A 23-year-old male presented with right iliac fossa pain and vomiting. Physical examination revealed tenderness and rebound tenderness in the right iliac fossa, with an Alvarado score of 7/10 and leukocytosis, suggestive of acute appendicitis. Emergency laparotomy revealed a perforated appendix with purulent fluid, which was drained, and abdomen was irrigated. Postoperatively, the patient initially stabilized but deteriorated on the second postoperative day. A CT scan revealed multiple abscesses and necrotizing fasciitis of the abdominal wall. Re-exploration with abscess drainage and debridement was performed, but the patient developed septic shock and multiple organ failure, leading to his death.
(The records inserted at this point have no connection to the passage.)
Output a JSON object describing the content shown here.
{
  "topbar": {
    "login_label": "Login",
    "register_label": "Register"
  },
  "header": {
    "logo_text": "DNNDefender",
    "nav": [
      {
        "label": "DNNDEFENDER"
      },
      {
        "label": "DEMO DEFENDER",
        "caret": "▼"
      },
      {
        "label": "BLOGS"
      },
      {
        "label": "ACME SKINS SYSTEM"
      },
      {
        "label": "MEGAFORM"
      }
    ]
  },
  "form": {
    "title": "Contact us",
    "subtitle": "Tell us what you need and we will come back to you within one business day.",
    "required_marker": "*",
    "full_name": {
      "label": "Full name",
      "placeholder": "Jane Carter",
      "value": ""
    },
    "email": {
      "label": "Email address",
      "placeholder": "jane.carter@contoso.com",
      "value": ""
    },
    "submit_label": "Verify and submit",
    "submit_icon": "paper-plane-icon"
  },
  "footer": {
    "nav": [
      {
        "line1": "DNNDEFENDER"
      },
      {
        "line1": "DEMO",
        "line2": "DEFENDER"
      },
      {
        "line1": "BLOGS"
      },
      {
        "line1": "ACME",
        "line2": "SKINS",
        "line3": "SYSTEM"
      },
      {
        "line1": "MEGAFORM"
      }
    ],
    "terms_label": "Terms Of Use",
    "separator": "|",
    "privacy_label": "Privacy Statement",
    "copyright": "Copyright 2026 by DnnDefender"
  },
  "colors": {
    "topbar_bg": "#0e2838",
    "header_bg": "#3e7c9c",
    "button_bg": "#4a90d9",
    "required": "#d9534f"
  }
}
This case underscores the potential for severe complications like necrotizing fasciitis following perforated appendicitis, even in previously healthy individuals. Delays in diagnosis and imaging, as well as reliance solely on clinical judgment, can contribute to adverse outcomes. Early recognition of necrotizing fasciitis and aggressive management, including broad-spectrum antibiotics and surgical debridement, are essential to improve survival in such cases.
Delayed diagnosis and management of acute appendicitis can result in rare but fatal complications such as necrotizing fasciitis. This case emphasizes the importance of timely intervention, imaging, and a high index of suspicion to mitigate mortality in these uncommon but severe presentations.
急性阑尾炎是一种常见的急症,但其表现多样,可能会延误诊断和治疗,导致严重并发症。坏死性筋膜炎虽然罕见,但可能是穿孔性阑尾炎的危及生命的后果。及时识别和干预对于预防致命后果至关重要。
一名23岁男性出现右下腹疼痛和呕吐。体格检查发现右下腹压痛和反跳痛,阿尔瓦拉多评分7/10,白细胞增多,提示急性阑尾炎。急诊剖腹探查发现阑尾穿孔并有脓性液体,进行了引流,并对腹腔进行了冲洗。术后,患者最初病情稳定,但在术后第二天恶化。CT扫描显示腹壁有多个脓肿和坏死性筋膜炎。进行了再次探查、脓肿引流和清创,但患者出现感染性休克和多器官功能衰竭,最终死亡。
该病例强调了即使在先前健康的个体中,穿孔性阑尾炎后也可能出现坏死性筋膜炎等严重并发症。诊断和影像学检查的延迟,以及单纯依赖临床判断,都可能导致不良后果。早期识别坏死性筋膜炎并积极治疗,包括使用广谱抗生素和手术清创,对于改善此类病例的生存率至关重要。
急性阑尾炎的诊断和治疗延迟可能导致坏死性筋膜炎等罕见但致命的并发症。该病例强调了及时干预、影像学检查以及高度怀疑指数对于降低这些罕见但严重表现的死亡率的重要性。